# Lockup during initial setup



## jchigg20000 (Oct 6, 2006)

Hello everyone. I just got a new 811 because my previous was stolen. My previous 811 worked like a champ but this one seems to have a problem. When I do the Initial check switch everything comes back okay. However when I leave this area, I select that "yes" i have the dish locked into place etc. The receiver then acquires the satellite signal and starts to "search for information". I tried restarting several times but then decided to just wait longer. I left it at this point last night before I went to sleep and this morning it was still on it this morning.
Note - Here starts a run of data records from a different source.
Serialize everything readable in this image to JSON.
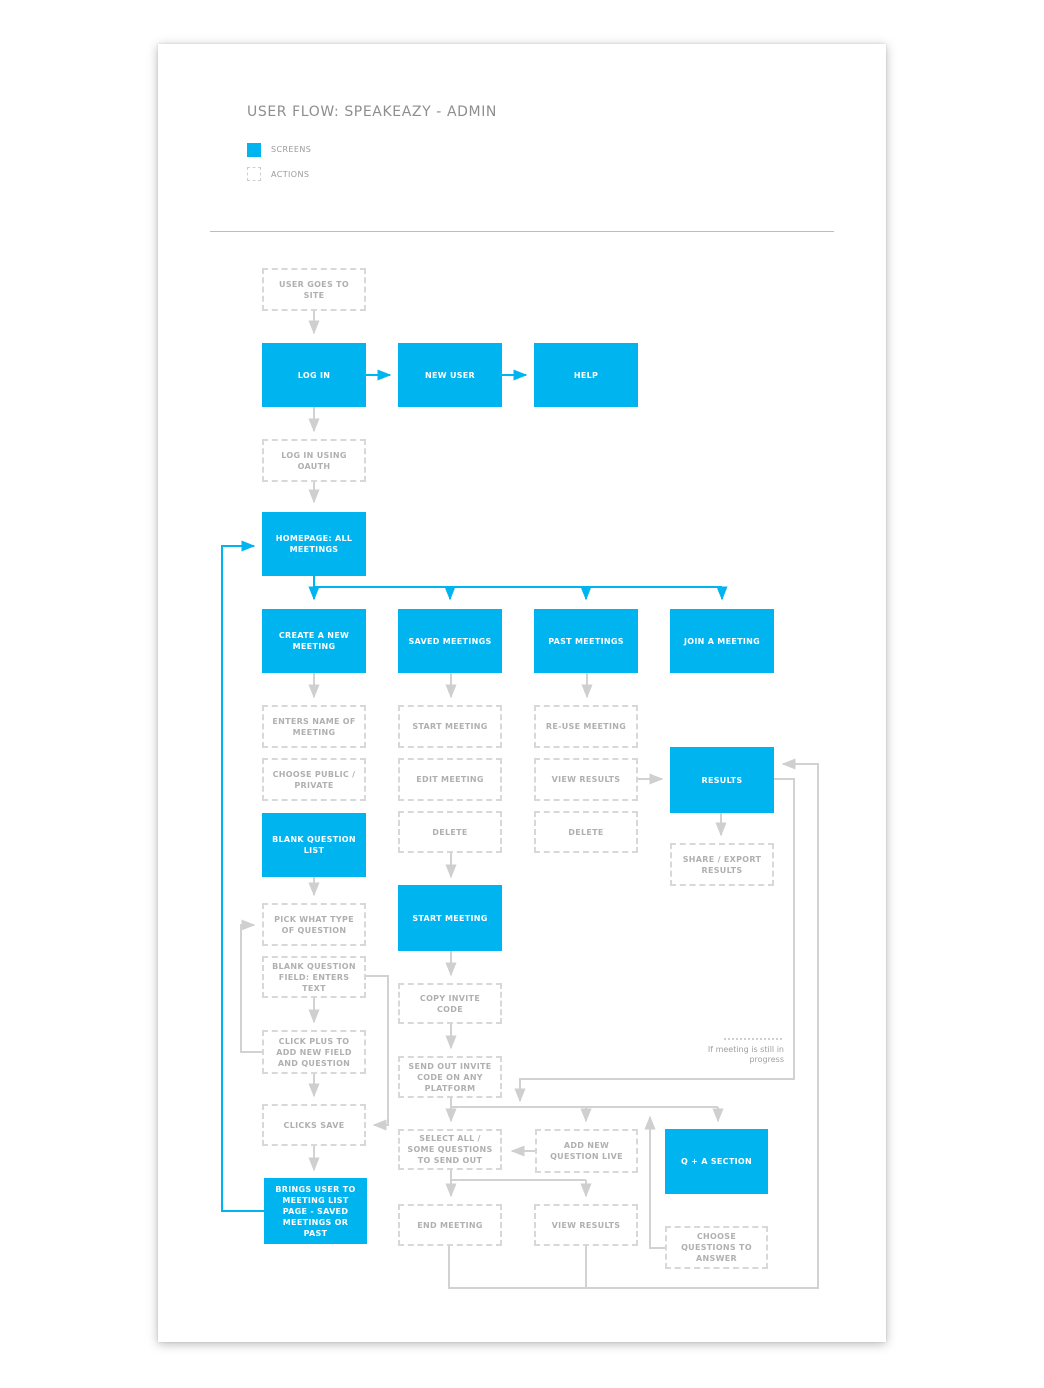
{
  "title": "USER FLOW: SPEAKEAZY - ADMIN",
  "legend": {
    "screens": "SCREENS",
    "actions": "ACTIONS"
  },
  "colors": {
    "screen": "#00b4f0",
    "action_border": "#d8d8d8",
    "connector": "#d2d2d2"
  },
  "nodes": {
    "user_goes": "USER GOES TO SITE",
    "log_in": "LOG IN",
    "new_user": "NEW USER",
    "help": "HELP",
    "log_in_oauth": "LOG IN USING OAUTH",
    "homepage": "HOMEPAGE: ALL MEETINGS",
    "create_meeting": "CREATE A NEW MEETING",
    "saved_meetings": "SAVED MEETINGS",
    "past_meetings": "PAST MEETINGS",
    "join_meeting": "JOIN A MEETING",
    "enters_name": "ENTERS NAME OF MEETING",
    "choose_public": "CHOOSE PUBLIC / PRIVATE",
    "blank_question_list": "BLANK QUESTION LIST",
    "pick_type": "PICK WHAT TYPE OF QUESTION",
    "blank_field": "BLANK QUESTION FIELD: ENTERS TEXT",
    "click_plus": "CLICK PLUS TO ADD NEW FIELD AND QUESTION",
    "clicks_save": "CLICKS SAVE",
    "brings_user": "BRINGS USER TO MEETING LIST PAGE - SAVED MEETINGS OR PAST",
    "start_meeting_action": "START MEETING",
    "edit_meeting": "EDIT MEETING",
    "delete_saved": "DELETE",
    "start_meeting_screen": "START MEETING",
    "copy_invite": "COPY INVITE CODE",
    "send_invite": "SEND OUT INVITE CODE ON ANY PLATFORM",
    "select_all": "SELECT ALL / SOME QUESTIONS TO SEND OUT",
    "add_new_question": "ADD NEW QUESTION LIVE",
    "end_meeting": "END MEETING",
    "view_results_bottom": "VIEW RESULTS",
    "reuse_meeting": "RE-USE MEETING",
    "view_results_past": "VIEW RESULTS",
    "delete_past": "DELETE",
    "results": "RESULTS",
    "share_export": "SHARE / EXPORT RESULTS",
    "qa_section": "Q + A SECTION",
    "choose_questions": "CHOOSE QUESTIONS TO ANSWER"
  },
  "note": {
    "line1": "If meeting is still in",
    "line2": "progress"
  }
}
Not sure what's going on.

Also, when I called Tech support they had me just hit the ViewTV button after the checkswitch came back and I was able to get TV. The problem was that the receiver was only getting my HD channels and it was having alot of blurring periodically....and I couldn't get closed captioning turned off...

Please HELP


----------



## Jason Nipp (Jun 10, 2004)

You can try dumping your receiver NVRam. But Your saying your whole subscription isn't present, which kinda leads me to believe it is not fully locked on all transponders that it needs. You can also call ATSR and ask for a subscription refresh hit.

Closed Captioning? Which 811 connection type are you using for this TV? If your using S-Video or Composite the Closed Captioning (CC) is a 608CC mode pass-thru, in which your TV is decoding the 608CC. Otherwise if you are using YPrPb or DVI then you are seeing 708CC Mode which is being delivered/decoded by the 811. In the Menu go to CC and toggle to off. If that doesn't work pull the power plug for a 10 minutes and try again. Beyond that I suggest pursuing an exchange.

Blurriness? This is unusual, if a power plug reboot doesn't correct and your Menu 6-1-5 settings are all correct and your connections are good I would pursue an exchange.


Jason


----------



## jchigg20000 (Oct 6, 2006)

Thanks for the reply!! I will try all of these things


----------